There is a larger issue at hand, though. Time. The pace of it all. How we’re always looking to get things done more efficiently so that we have more time. And yet despite all the gadgets, aps, and time savers available, there doesn’t seem to be any time gained. I’m guilty of it. Just this morning I was trolling Pinterest for “quick and healthy recipes.” The irony is, last night after watching an episode of Anthony Bourdain: Parts Unknown, where he travels to France, my husband and I were talking about the culture of food in France as compared to here in the states. We’re all about the hurry-up, the fast-food, the “quick and easy.” I remarked to Big Red that we need more of that in our lives where the ingredients and the cooking of those ingredients becomes part of the leisure and enjoyment. That dinner is more than just a wolf-down in front of the television, but a reason to stop and relax. How we are to accomplish this with a seven month old escapes me.
From time to time I get these romantic notions that I will only buy the freshest ingredients from our local farmers' markets, maybe even join a CSA, cook it all from scratch, and we’ll sit down to each meal prepared with a glass of wine. Sounds lovely, doesn’t it? I have yet to transform this vision from black and white to Technicolor.
Here’s what I don’t want, and forgive me if I digress. I don’t want my daughter learning that the end goal is to hurry-up and finish whatever it is we’re doing, whether it’s cooking, eating, or yes, even cleaning. Nor do I want her learning to turn to the television to fill in the blank spaces. As of today, I’m hosting an internal battlefield as to whether or not the TV is in fact abominable, and if I should fight to change the current. It’s how I grew up and I’d like to believe I turned out alright. As I’ve said before, monkey see, monkey do – so if I’m not willing to change my own television watching habits, how could I ever expect her to learn otherwise? Some days I want to get rid of the bright shiny box, and other days I’m like, “Nah, it’s not so bad – I really love watching Real Housewives of ______.” As my students would say, this is “the struggle.” I’m riding the “struggle bus,” when it comes to television.
Lucille deserves the bucolic childhood that every kid should have; playing in the park, rolling down the hill in the backyard, riding her bicycle, painting, running through the sprinklers, drawing, fishing, and reading at her leisure with a flashlight inside the fort she built out of couch cushions and bed sheets – a modern day Laura Ingalls.

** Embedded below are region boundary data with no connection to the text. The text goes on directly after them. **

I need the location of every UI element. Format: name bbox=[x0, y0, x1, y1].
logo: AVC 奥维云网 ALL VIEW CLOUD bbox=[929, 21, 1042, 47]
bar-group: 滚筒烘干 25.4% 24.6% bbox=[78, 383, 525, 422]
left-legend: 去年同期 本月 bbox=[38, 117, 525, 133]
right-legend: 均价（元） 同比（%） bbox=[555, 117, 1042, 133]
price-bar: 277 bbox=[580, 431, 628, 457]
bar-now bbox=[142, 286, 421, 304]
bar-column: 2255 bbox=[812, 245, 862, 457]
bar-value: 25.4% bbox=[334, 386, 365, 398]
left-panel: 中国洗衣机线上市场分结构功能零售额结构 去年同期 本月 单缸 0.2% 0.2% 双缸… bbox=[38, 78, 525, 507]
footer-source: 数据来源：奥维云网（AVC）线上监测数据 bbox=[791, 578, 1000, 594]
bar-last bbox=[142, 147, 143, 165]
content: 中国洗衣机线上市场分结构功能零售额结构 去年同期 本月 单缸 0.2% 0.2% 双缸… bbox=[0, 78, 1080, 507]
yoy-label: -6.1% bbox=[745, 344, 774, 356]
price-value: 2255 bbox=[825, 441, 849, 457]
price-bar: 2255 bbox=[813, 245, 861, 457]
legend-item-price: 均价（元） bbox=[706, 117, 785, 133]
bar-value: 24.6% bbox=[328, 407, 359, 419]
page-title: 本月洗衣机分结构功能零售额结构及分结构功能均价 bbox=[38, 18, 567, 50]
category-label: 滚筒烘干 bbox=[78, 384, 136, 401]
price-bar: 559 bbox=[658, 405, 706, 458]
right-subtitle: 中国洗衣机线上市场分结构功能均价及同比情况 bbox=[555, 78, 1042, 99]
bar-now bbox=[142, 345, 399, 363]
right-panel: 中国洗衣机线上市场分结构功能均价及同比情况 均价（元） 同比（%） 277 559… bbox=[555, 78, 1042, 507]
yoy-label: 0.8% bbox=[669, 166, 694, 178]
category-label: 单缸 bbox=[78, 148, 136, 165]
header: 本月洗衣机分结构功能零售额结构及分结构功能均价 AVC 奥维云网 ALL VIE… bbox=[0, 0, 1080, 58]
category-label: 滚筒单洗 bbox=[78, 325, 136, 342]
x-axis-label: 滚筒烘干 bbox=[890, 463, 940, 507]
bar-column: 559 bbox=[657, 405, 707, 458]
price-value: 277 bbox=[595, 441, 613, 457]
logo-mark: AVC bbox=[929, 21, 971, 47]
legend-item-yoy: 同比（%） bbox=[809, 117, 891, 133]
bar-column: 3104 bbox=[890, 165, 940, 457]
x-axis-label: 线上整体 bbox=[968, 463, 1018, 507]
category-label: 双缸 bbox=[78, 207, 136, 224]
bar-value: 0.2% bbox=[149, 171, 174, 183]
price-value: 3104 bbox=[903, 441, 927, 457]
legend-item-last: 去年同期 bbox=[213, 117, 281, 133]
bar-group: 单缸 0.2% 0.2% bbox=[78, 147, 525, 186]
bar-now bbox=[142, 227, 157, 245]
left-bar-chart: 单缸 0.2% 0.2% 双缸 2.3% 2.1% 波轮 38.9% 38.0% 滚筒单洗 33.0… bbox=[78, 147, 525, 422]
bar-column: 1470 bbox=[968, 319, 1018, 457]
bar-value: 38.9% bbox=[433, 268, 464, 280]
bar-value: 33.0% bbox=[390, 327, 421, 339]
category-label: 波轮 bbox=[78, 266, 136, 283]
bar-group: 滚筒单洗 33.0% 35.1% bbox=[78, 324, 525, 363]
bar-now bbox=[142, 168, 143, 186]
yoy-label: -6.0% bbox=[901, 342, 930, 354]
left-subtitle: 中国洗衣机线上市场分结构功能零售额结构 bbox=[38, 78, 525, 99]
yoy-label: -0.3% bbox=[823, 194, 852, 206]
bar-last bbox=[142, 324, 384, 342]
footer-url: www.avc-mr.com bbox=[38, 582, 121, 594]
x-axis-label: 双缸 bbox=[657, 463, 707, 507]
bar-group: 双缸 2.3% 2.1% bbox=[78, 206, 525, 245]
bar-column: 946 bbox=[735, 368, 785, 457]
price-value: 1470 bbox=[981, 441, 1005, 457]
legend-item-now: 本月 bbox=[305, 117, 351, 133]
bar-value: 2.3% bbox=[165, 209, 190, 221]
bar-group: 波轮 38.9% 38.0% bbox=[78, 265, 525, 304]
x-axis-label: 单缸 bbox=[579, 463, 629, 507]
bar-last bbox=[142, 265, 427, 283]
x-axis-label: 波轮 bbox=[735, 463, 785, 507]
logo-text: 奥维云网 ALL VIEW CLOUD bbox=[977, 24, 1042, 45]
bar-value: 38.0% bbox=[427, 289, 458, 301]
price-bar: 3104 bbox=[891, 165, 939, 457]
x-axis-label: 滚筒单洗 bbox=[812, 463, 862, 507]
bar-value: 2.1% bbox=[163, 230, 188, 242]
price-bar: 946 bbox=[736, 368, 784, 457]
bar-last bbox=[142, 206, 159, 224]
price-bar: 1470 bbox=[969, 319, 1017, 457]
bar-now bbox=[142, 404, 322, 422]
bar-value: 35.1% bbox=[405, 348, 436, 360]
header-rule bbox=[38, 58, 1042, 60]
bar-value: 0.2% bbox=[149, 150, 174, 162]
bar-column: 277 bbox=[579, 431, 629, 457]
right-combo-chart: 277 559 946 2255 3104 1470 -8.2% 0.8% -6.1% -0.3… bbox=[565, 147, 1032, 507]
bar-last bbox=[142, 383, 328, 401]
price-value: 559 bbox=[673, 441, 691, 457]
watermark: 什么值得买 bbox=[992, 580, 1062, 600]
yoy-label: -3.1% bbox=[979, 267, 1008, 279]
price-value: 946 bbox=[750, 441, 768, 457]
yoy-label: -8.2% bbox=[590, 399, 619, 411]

Maybe it’s more about balance and less about definitely exclude this or must include that. Not every dinner in our household will be a pastoral farm-to-table, but maybe we can work those in a couple times a week…at some point...someday down the line. So she may watch cartoons on Saturday mornings; I have fond memories of watching such with my younger brother, and we often were playing while watching The Smurfs. We’d dump the bin of Legos out on the floor and create mansions while He-Man battled villains or Jem made sure those pesky Misfits didn’t thwart her latest Holograms concert. I used my imagination. I did. And so will she.
This issue of time will never leave, and is something I’ll have to reckon with. My daughter is seven months old already. It’s such a tired cliché, but it really is all happening so quickly, and I find myself in isolated cyclones of panic knowing that I’m never going to get this moment back. It is terrifying. Yesterday, I only saw her for a few minutes in the morning. Professional duties occupied my afternoon and evening, thwarting my time with her before she went to bed for the night. This morning, when I fed her at 5 am, I found myself running my cheek along her downy head of hair, inhaling that magical sweet scent. My free hand gently playing with hers as she grasped my fingers in a milk-drunk trance. I found rapture in the weight of her body against mine. In the cloaked darkness of her room, the morning chorus of birds beginning their hymns just outside her window, I savored every moment. Time, for once, was not my nemesis.